The cold winter conditions in south Germany, where he was imprisoned, made struggling to survive even worse, he added.

Finally, British troops attacked, causing the German soldiers to flee, he said.

“The British took us out of the camp," Radish said. “They gave us free uniforms and showers.”

Radish shared his story Saturday during a program in which he and a handful of other World War II veterans were honored for their service in the Battle of the Bulge, a conflict that played a pivotal role in World War II and remains among the most lethal in American history.

Nineteen thousand Americans died fighting to quash the last great German offensive of the war, a desperate drive on Hitler’s orders through the Ardennes region of Belgium and France that began in late December 1944.
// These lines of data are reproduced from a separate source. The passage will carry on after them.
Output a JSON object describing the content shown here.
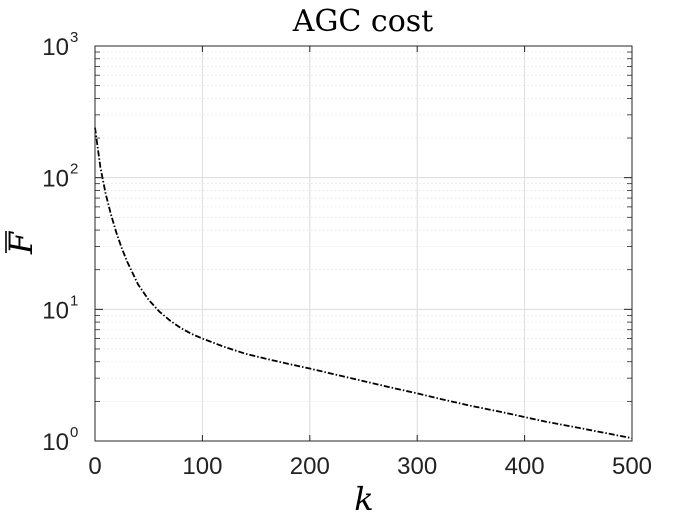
{
  "chart_data": {
    "type": "line",
    "title": "AGC cost",
    "xlabel": "k",
    "ylabel": "F",
    "ylabel_overline": true,
    "xlim": [
      0,
      500
    ],
    "ylim": [
      1,
      1000
    ],
    "yscale": "log",
    "grid": true,
    "minor_grid": true,
    "xticks": [
      "0",
      "100",
      "200",
      "300",
      "400",
      "500"
    ],
    "yticks": [
      {
        "base": "10",
        "exp": "0"
      },
      {
        "base": "10",
        "exp": "1"
      },
      {
        "base": "10",
        "exp": "2"
      },
      {
        "base": "10",
        "exp": "3"
      }
    ],
    "series": [
      {
        "color": "#000000",
        "style": "dash-dot",
        "x": [
          0,
          5,
          10,
          15,
          20,
          25,
          30,
          40,
          50,
          60,
          70,
          80,
          90,
          100,
          120,
          140,
          160,
          180,
          200,
          220,
          250,
          280,
          300,
          320,
          350,
          380,
          400,
          420,
          450,
          480,
          500
        ],
        "y": [
          240,
          120,
          75,
          52,
          38,
          29,
          23,
          15.5,
          11.8,
          9.6,
          8.2,
          7.2,
          6.5,
          6.0,
          5.2,
          4.6,
          4.2,
          3.85,
          3.55,
          3.25,
          2.85,
          2.5,
          2.3,
          2.1,
          1.85,
          1.65,
          1.52,
          1.4,
          1.26,
          1.13,
          1.05
        ]
      }
    ]
  }
}
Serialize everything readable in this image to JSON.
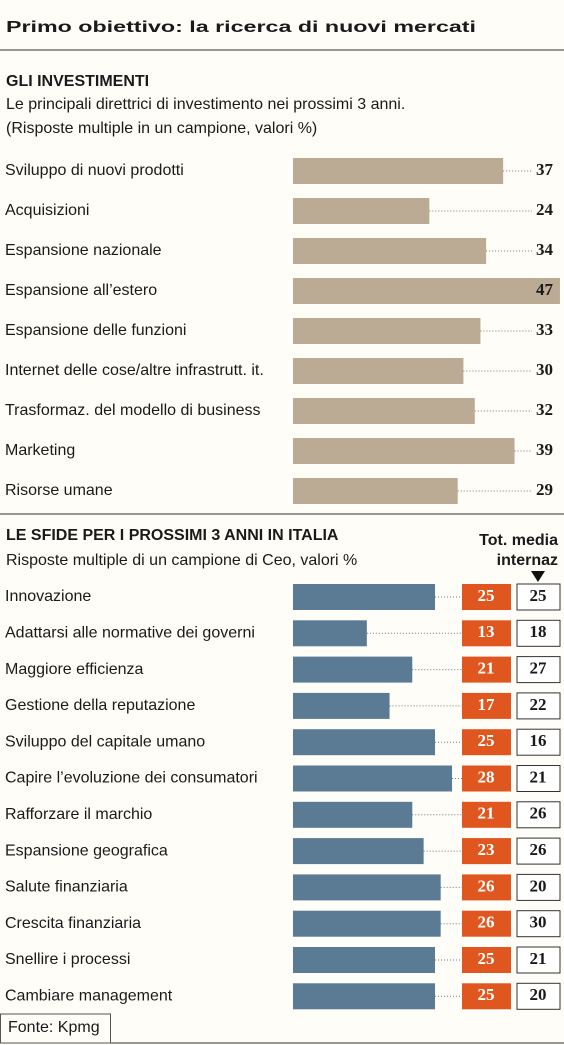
{
  "title": "Primo obiettivo: la ricerca di nuovi mercati",
  "source": "Fonte: Kpmg",
  "chart_data": [
    {
      "type": "bar",
      "orientation": "horizontal",
      "title": "GLI INVESTIMENTI",
      "subtitle": [
        "Le principali direttrici di investimento nei prossimi 3 anni.",
        "(Risposte multiple in un campione, valori %)"
      ],
      "categories": [
        "Sviluppo di nuovi prodotti",
        "Acquisizioni",
        "Espansione nazionale",
        "Espansione all’estero",
        "Espansione delle funzioni",
        "Internet delle cose/altre infrastrutt. it.",
        "Trasformaz. del modello di business",
        "Marketing",
        "Risorse umane"
      ],
      "values": [
        37,
        24,
        34,
        47,
        33,
        30,
        32,
        39,
        29
      ],
      "color": "#bcab94"
    },
    {
      "type": "bar",
      "orientation": "horizontal",
      "title": "LE SFIDE PER I PROSSIMI 3 ANNI IN ITALIA",
      "subtitle": [
        "Risposte multiple di un campione di Ceo, valori %"
      ],
      "categories": [
        "Innovazione",
        "Adattarsi alle normative dei governi",
        "Maggiore efficienza",
        "Gestione della reputazione",
        "Sviluppo del capitale umano",
        "Capire l’evoluzione dei consumatori",
        "Rafforzare il marchio",
        "Espansione geografica",
        "Salute finanziaria",
        "Crescita finanziaria",
        "Snellire i processi",
        "Cambiare management"
      ],
      "series": [
        {
          "color": "#5b7b94",
          "label_color": "#e0561f",
          "values": [
            25,
            13,
            21,
            17,
            25,
            28,
            21,
            23,
            26,
            26,
            25,
            25
          ]
        },
        {
          "name": "Tot. media internaz",
          "values": [
            25,
            18,
            27,
            22,
            16,
            21,
            26,
            26,
            20,
            30,
            21,
            20
          ]
        }
      ]
    }
  ]
}
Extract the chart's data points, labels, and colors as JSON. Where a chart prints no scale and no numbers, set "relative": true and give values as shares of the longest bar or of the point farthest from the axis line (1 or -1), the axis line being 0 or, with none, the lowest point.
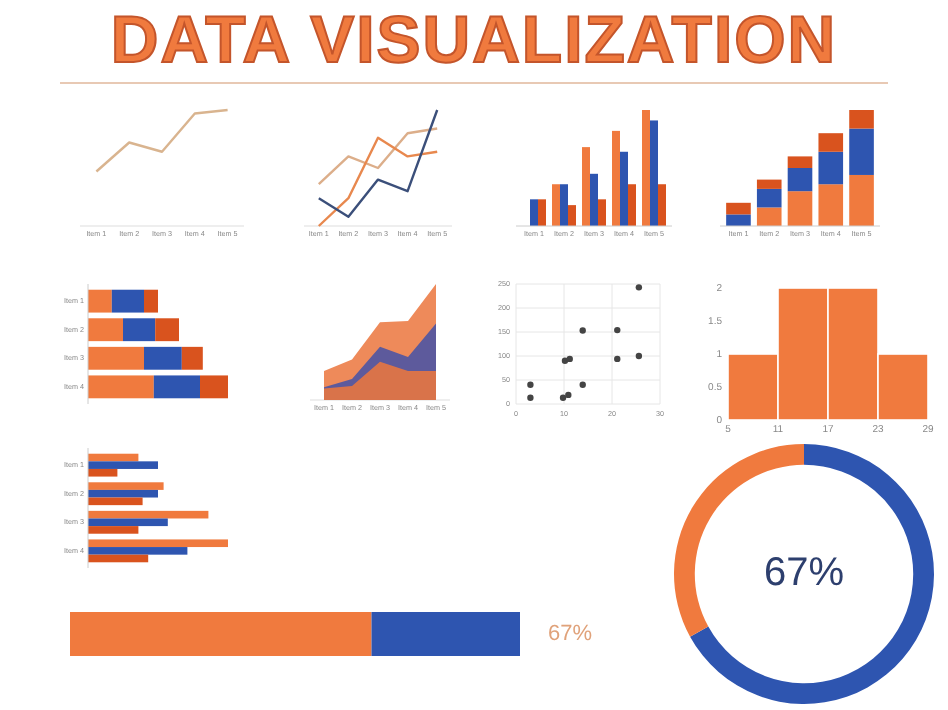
{
  "chart_data": [
    {
      "type": "other",
      "title": "DATA VISUALIZATION"
    },
    {
      "type": "line",
      "relative": true,
      "categories": [
        "Item 1",
        "Item 2",
        "Item 3",
        "Item 4",
        "Item 5"
      ],
      "series": [
        {
          "color": "#d9b48f",
          "values": [
            0.47,
            0.72,
            0.64,
            0.97,
            1
          ]
        }
      ]
    },
    {
      "type": "line",
      "relative": true,
      "categories": [
        "Item 1",
        "Item 2",
        "Item 3",
        "Item 4",
        "Item 5"
      ],
      "series": [
        {
          "color": "#dcae8a",
          "values": [
            0.36,
            0.6,
            0.5,
            0.8,
            0.84
          ]
        },
        {
          "color": "#e8884e",
          "values": [
            0,
            0.24,
            0.76,
            0.6,
            0.64
          ]
        },
        {
          "color": "#3b4f7a",
          "values": [
            0.24,
            0.08,
            0.4,
            0.3,
            1
          ]
        }
      ]
    },
    {
      "type": "bar",
      "relative": true,
      "categories": [
        "Item 1",
        "Item 2",
        "Item 3",
        "Item 4",
        "Item 5"
      ],
      "series": [
        {
          "color": "#f07a3e",
          "values": [
            0,
            0.36,
            0.68,
            0.82,
            1
          ]
        },
        {
          "color": "#2e55b0",
          "values": [
            0.23,
            0.36,
            0.45,
            0.64,
            0.91
          ]
        },
        {
          "color": "#d9531e",
          "values": [
            0.23,
            0.18,
            0.23,
            0.36,
            0.36
          ]
        }
      ]
    },
    {
      "type": "bar",
      "relative": true,
      "stacked": true,
      "categories": [
        "Item 1",
        "Item 2",
        "Item 3",
        "Item 4",
        "Item 5"
      ],
      "series": [
        {
          "color": "#f07a3e",
          "values": [
            0,
            0.16,
            0.3,
            0.36,
            0.44
          ]
        },
        {
          "color": "#2e55b0",
          "values": [
            0.1,
            0.16,
            0.2,
            0.28,
            0.4
          ]
        },
        {
          "color": "#d9531e",
          "values": [
            0.1,
            0.08,
            0.1,
            0.16,
            0.16
          ]
        }
      ]
    },
    {
      "type": "bar",
      "relative": true,
      "stacked": true,
      "orientation": "horizontal",
      "categories": [
        "Item 1",
        "Item 2",
        "Item 3",
        "Item 4"
      ],
      "series": [
        {
          "color": "#f07a3e",
          "values": [
            0.17,
            0.25,
            0.4,
            0.47
          ]
        },
        {
          "color": "#2e55b0",
          "values": [
            0.23,
            0.23,
            0.27,
            0.33
          ]
        },
        {
          "color": "#d9531e",
          "values": [
            0.1,
            0.17,
            0.15,
            0.2
          ]
        }
      ]
    },
    {
      "type": "area",
      "relative": true,
      "categories": [
        "Item 1",
        "Item 2",
        "Item 3",
        "Item 4",
        "Item 5"
      ],
      "series": [
        {
          "color": "#ee8a5a",
          "values": [
            0.25,
            0.35,
            0.67,
            0.68,
            1
          ]
        },
        {
          "color": "#5d5a9c",
          "values": [
            0.11,
            0.18,
            0.46,
            0.37,
            0.66
          ]
        },
        {
          "color": "#d9734a",
          "values": [
            0.1,
            0.12,
            0.33,
            0.25,
            0.25
          ]
        }
      ]
    },
    {
      "type": "scatter",
      "xlim": [
        0,
        30
      ],
      "ylim": [
        0,
        250
      ],
      "xticks": [
        0,
        10,
        20,
        30
      ],
      "yticks": [
        0,
        50,
        100,
        150,
        200,
        250
      ],
      "grid": true,
      "marker": "circle",
      "series": [
        {
          "color": "#444444",
          "x": [
            25.6,
            3,
            3,
            9.8,
            10.9,
            13.9,
            10.2,
            11.2,
            13.9,
            21.1,
            21.1,
            25.6
          ],
          "values": [
            243,
            40,
            13,
            13,
            19,
            40,
            90,
            94,
            153,
            154,
            94,
            100
          ]
        }
      ]
    },
    {
      "type": "histogram",
      "bins": [
        5,
        11,
        17,
        23,
        29
      ],
      "values": [
        1,
        2,
        2,
        1
      ],
      "color": "#f07a3e",
      "xlim": [
        5,
        29
      ],
      "ylim": [
        0,
        2
      ],
      "xticks": [
        5,
        11,
        17,
        23,
        29
      ],
      "yticks": [
        0,
        0.5,
        1,
        1.5,
        2
      ]
    },
    {
      "type": "bar",
      "relative": true,
      "orientation": "horizontal",
      "categories": [
        "Item 1",
        "Item 2",
        "Item 3",
        "Item 4"
      ],
      "series": [
        {
          "color": "#f07a3e",
          "values": [
            0.36,
            0.54,
            0.86,
            1
          ]
        },
        {
          "color": "#2e55b0",
          "values": [
            0.5,
            0.5,
            0.57,
            0.71
          ]
        },
        {
          "color": "#d9531e",
          "values": [
            0.21,
            0.39,
            0.36,
            0.43
          ]
        }
      ]
    },
    {
      "type": "bar",
      "relative": true,
      "stacked": true,
      "orientation": "horizontal",
      "categories": [
        null
      ],
      "annotations": [
        "67%"
      ],
      "series": [
        {
          "color": "#f07a3e",
          "values": [
            0.67
          ]
        },
        {
          "color": "#2e55b0",
          "values": [
            0.33
          ]
        }
      ]
    },
    {
      "type": "donut",
      "categories": [
        null,
        null
      ],
      "values": [
        67,
        33
      ],
      "colors": [
        "#2e55b0",
        "#f07a3e"
      ],
      "annotations": [
        "67%"
      ]
    }
  ]
}
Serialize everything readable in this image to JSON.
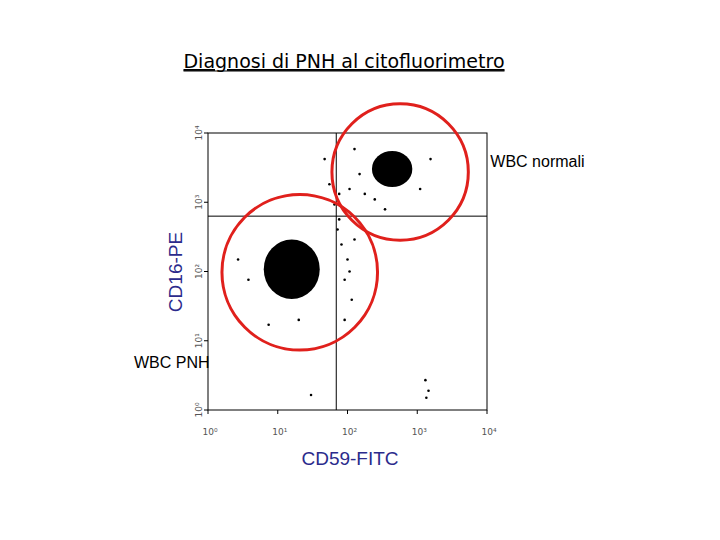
{
  "chart_data": {
    "type": "scatter",
    "title": "Diagnosi di PNH al citofluorimetro",
    "x_label": "CD59-FITC",
    "y_label": "CD16-PE",
    "log": true,
    "xlim": [
      1,
      10000
    ],
    "ylim": [
      1,
      10000
    ],
    "xticks": [
      {
        "value": 1,
        "label": "10⁰"
      },
      {
        "value": 10,
        "label": "10¹"
      },
      {
        "value": 100,
        "label": "10²"
      },
      {
        "value": 1000,
        "label": "10³"
      },
      {
        "value": 10000,
        "label": "10⁴"
      }
    ],
    "yticks": [
      {
        "value": 1,
        "label": "10⁰"
      },
      {
        "value": 10,
        "label": "10¹"
      },
      {
        "value": 100,
        "label": "10²"
      },
      {
        "value": 1000,
        "label": "10³"
      },
      {
        "value": 10000,
        "label": "10⁴"
      }
    ],
    "quadrant": {
      "x": 69,
      "y": 630
    },
    "clusters": [
      {
        "name": "WBC normali",
        "x_range": [
          224,
          850
        ],
        "y_range": [
          1660,
          5500
        ],
        "color": "#000000"
      },
      {
        "name": "WBC PNH",
        "x_range": [
          6.3,
          40
        ],
        "y_range": [
          40,
          290
        ],
        "color": "#000000"
      }
    ],
    "series": [
      {
        "color": "#000000",
        "marker": "dot",
        "x": [
          65,
          76,
          91,
          107,
          72,
          82,
          100,
          91,
          115,
          76,
          126,
          55,
          149,
          177,
          47,
          246,
          345,
          1100,
          1550,
          126,
          91,
          20,
          7.4,
          3.8,
          2.7,
          1310,
          1450,
          1350,
          30,
          107
        ],
        "values": [
          930,
          1320,
          790,
          1550,
          405,
          245,
          149,
          76,
          39,
          565,
          290,
          1820,
          2550,
          1320,
          4200,
          1100,
          790,
          1550,
          4200,
          5850,
          20,
          20,
          17,
          76,
          149,
          2.7,
          1.9,
          1.5,
          1.65,
          100
        ]
      }
    ]
  }
}
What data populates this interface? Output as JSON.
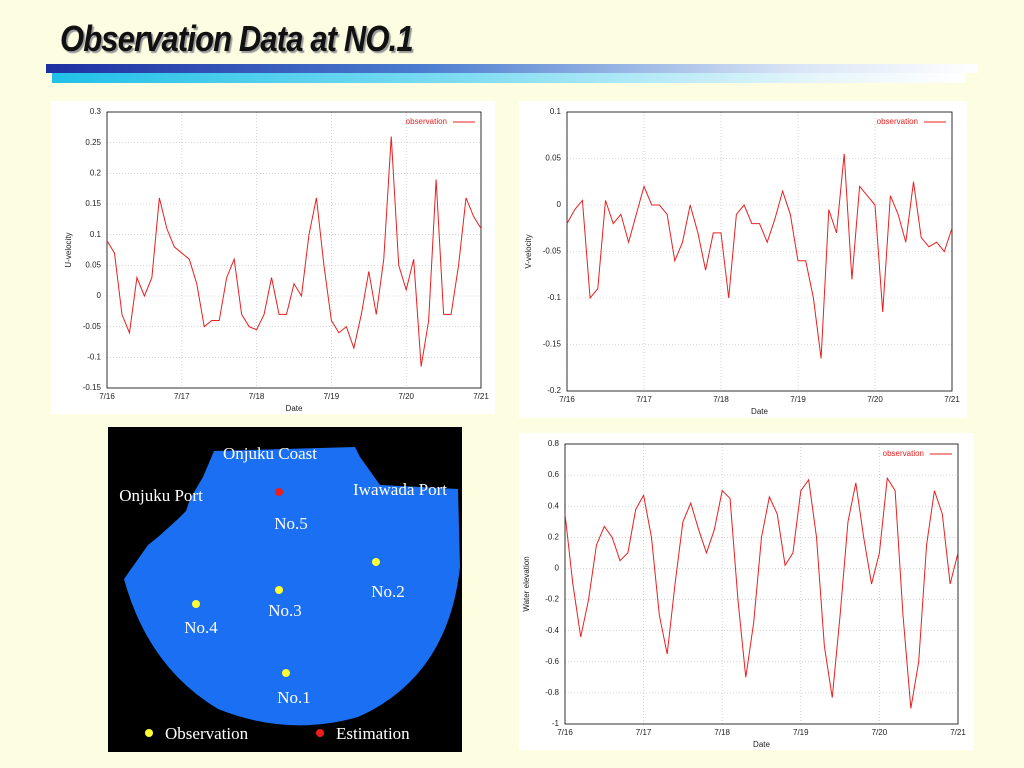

During the battle, Army veteran Eugene Leavy, now 93, of East Northport, said he was assigned to a combat unit to curtail Germany’s Operation Nordwind as the opposition ran out of gasoline and ammunition.

“I saw a lot of bad things,” he said.

More than 180 veterans and residents attended the function at the American Airpower Museum in Farmingdale. There was a panel discussion and a short film about the battle.

“I never realized people were still interested in the war,” Radish, a former buck sergeant, said. 

But Robert Scarabino, who helped organize the program on behalf of the 101st Airborne Living History Group, said it’s important to recognize those who served: "The men that just dropped what they were doing, living in the civilian life and during the (Great) Depression,” he said, referring to soldiers who risked their lives in the war. “Unlike any other generation we’ll ever see again.”